June 21, 2013
Metamaterials and plasmonic optics provide mechanisms for controlling and taming photons and electrons in unprecedented ways. In my group we are exploring various features and characteristics of these concepts and investigating new classes of applications such paradigms may provide. We have been developing several concepts such as “optical metatronics”, i.e. metamaterial-inspired optical nanocircuitry and nanostrcutures, in which the three fields of “nanoelectronics”, “nanophotonics” and “magnetics” can be merged together, “computing metamaterials that do mathematical operations”, “digital metamaterials”, “extreme-parameter metamaterials”, “nonreciprocal plasmonics”, and “meta-electronics” in which one can tailor the effective mass of electrons for ultrafast response. In such a unifying platform, the concept of metamaterials and plasmonics optics can be exploited to bridge the gaps among various fields, to modularize, standardize, and parameterize some of the optical and electronic phenomena, and to transplant concepts from one field into another. We have now extended some of the metamaterial concepts to other platforms such as graphene as one-atom-thick metamaterials and one-atom-thick optical devices and circuitry. I will present an overview of our most recent results from a sample of these topics and discuss future directions and potentials.

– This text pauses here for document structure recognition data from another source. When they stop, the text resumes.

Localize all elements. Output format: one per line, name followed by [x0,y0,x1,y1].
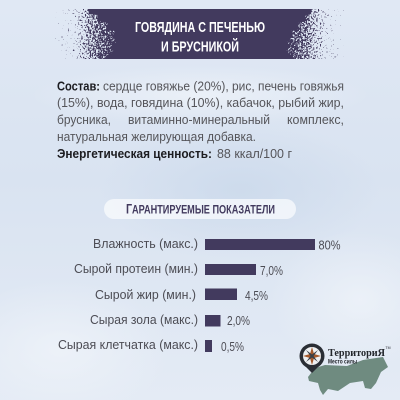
title text: ГОВЯДИНА С ПЕЧЕНЬЮ [135,20,265,36]
row: moisture [93,236,341,252]
logo wordmark [328,346,391,366]
bar chart: guaranteed values [58,236,341,354]
row: crude fat: Сырой жир (мин.) [95,287,196,302]
logo wordmark: ТерриториЯ [328,347,385,359]
composition text block: натуральная желирующая добавка. [57,129,256,144]
row: crude fibre: 0,5% [221,339,244,354]
logo wordmark: ТМ [386,346,391,350]
row: crude ash [90,312,250,328]
title text [135,20,265,56]
composition text block: сердце говяжье (20%), рис, печень говяжья [103,78,344,94]
section heading pill [104,199,296,219]
row: crude fat [95,287,268,303]
title banner [55,9,345,59]
icon: compass pin [300,344,324,373]
composition text block: Состав: [57,78,100,94]
row: crude protein: 7,0% [260,263,283,278]
composition text block: брусника, [57,112,111,127]
logo wordmark: Место силы [328,358,357,366]
row: crude fibre: Сырая клетчатка (макс.) [58,337,198,352]
title text: И БРУСНИКОЙ [161,38,239,56]
composition text block: 88 ккал/100 г [217,146,292,161]
row: crude protein: Сырой протеин (мин.) [74,261,198,276]
row: moisture: 80% [318,238,341,252]
logo: Territoriya [300,344,391,395]
composition text block: (15%), вода, говядина (10%), кабачок, рыбий жир, [57,95,344,110]
composition text block: комплекс, [287,112,344,127]
map of Russia [308,357,388,395]
row: crude fibre [58,337,244,354]
section heading pill: ГАРАНТИРУЕМЫЕ ПОКАЗАТЕЛИ [126,200,275,216]
composition text block: витаминно-минеральный [128,112,270,127]
composition text block: Энергетическая ценность: [57,146,212,161]
row: moisture: Влажность (макс.) [93,236,198,251]
row: crude protein [74,261,283,278]
row: crude fat: 4,5% [245,288,268,303]
row: crude ash: 2,0% [227,313,250,328]
composition text block [57,78,344,161]
row: crude ash: Сырая зола (макс.) [90,312,198,327]
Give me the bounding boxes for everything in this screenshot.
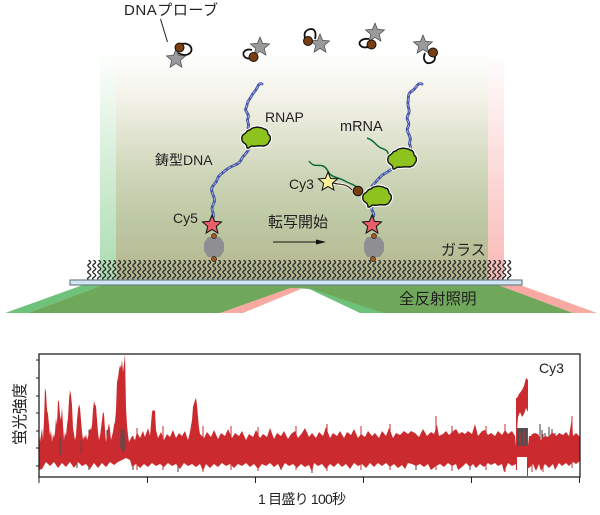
glass slide [70, 280, 522, 285]
label: total internal reflection illumination: 全反射照明 [399, 290, 477, 308]
right template DNA [372, 84, 422, 224]
icon: RNA polymerase (right upper) [388, 148, 416, 169]
icon: DNA probe 3 [304, 29, 330, 52]
label: glass: ガラス [441, 242, 486, 259]
label: RNAP: RNAP [265, 109, 304, 125]
x and y axis ticks [36, 360, 580, 483]
arrow: transcription proceeds [273, 240, 326, 244]
label: Cy3: Cy3 [289, 176, 314, 192]
icon: RNA polymerase (left) [242, 127, 270, 148]
y axis label: 蛍光強度 [11, 383, 29, 445]
chart label: Cy3: Cy3 [539, 360, 564, 376]
right immobilised complex [362, 215, 384, 262]
icon: RNA polymerase (right lower) [363, 186, 391, 207]
label: mRNA: mRNA [340, 119, 383, 135]
leader line for DNA probe [160, 19, 168, 42]
red trace burst at right [517, 378, 528, 430]
surface polymer layer [87, 260, 512, 280]
label: template DNA: 鋳型DNA [155, 152, 213, 168]
gray core blended over red [59, 428, 126, 455]
gray trace spikes [77, 424, 555, 473]
icon: DNA probe 5 [414, 35, 438, 63]
icon: Cy3 yellow star [318, 172, 338, 190]
left template DNA [212, 84, 262, 218]
mRNA strand (upper) [367, 138, 389, 157]
gray block under red burst [517, 428, 528, 452]
label: DNA probe: DNAプローブ [124, 1, 218, 19]
mRNA strand (lower) [309, 161, 358, 188]
icon: DNA probe 2 [243, 37, 270, 62]
bound probe linker dark [333, 183, 352, 190]
chart frame [39, 354, 580, 477]
fluorescence trace chart [11, 354, 580, 507]
total internal reflection light beams [5, 285, 597, 313]
left immobilised complex [202, 215, 224, 262]
red noise spikes [137, 398, 572, 476]
icon: bound brown quencher [353, 186, 363, 196]
icon: DNA probe 1 [166, 43, 192, 67]
icon: DNA probe 4 [359, 23, 384, 49]
red trace [39, 354, 580, 472]
bound probe linker [333, 183, 352, 190]
label: Cy5: Cy5 [173, 210, 198, 226]
label: transcription start: 転写開始 [268, 214, 328, 231]
panel: evanescent field background [100, 50, 504, 280]
x axis label: 1 目盛り 100秒 [258, 491, 346, 507]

Dr. Nader Engheta is the H. Nedwill Ramsey Professor at the University of Pennsylvania with affiliations in the Departments of Electrical and Systems Engineering, Bioengineering, Physics and Astronomy, and Materials Science and Engineering. He is the recipient of the 2012 IEEE Electromagnetics Award and the 2013 Benjamin Franklin Key Award. He received his B.S. degree from the University of Tehran, and his M.S and Ph.D. degrees from Caltech. Selected as one of the Scientific American Magazine 50 Leaders in Science and Technology in 2006 for developing the concept of optical lumped nanocircuits, he is a Guggenheim Fellow, an IEEE Third Millennium Medalist, a Fellow of IEEE, American Physical Society (APS), Optical Society of America (OSA), American Association for the Advancement of Science (AAAS), and SPIE-The International Society for Optical Engineering, and the recipient of the 2008 George H. Heilmeier Award for Excellence in Research, the Fulbright Naples Chair Award, NSF Presidential Young Investigator award, the UPS Foundation Distinguished Educator term Chair, and several teaching awards including the Christian F. and Mary R. Lindback Foundation Award, S. Reid Warren, Jr. Award and W. M. Keck Foundation Award. His current research activities span a broad range of areas including metamaterials and plasmonics, nanooptics and nanophotonics, biologically-inspired sensing and imaging, miniaturized antennas and nanoantennas, physics and reverse-engineering of polarization vision in nature, mathematics of fractional operators, and physics of fields and waves phenomena. He has co-edited (with R. W. Ziolkowski) the book entitled “Metamaterials: Physics and Engineering Explorations” by Wiley-IEEE Press, 2006. He was the Chair of the Gordon Research Conference on Plasmonics in June 2012.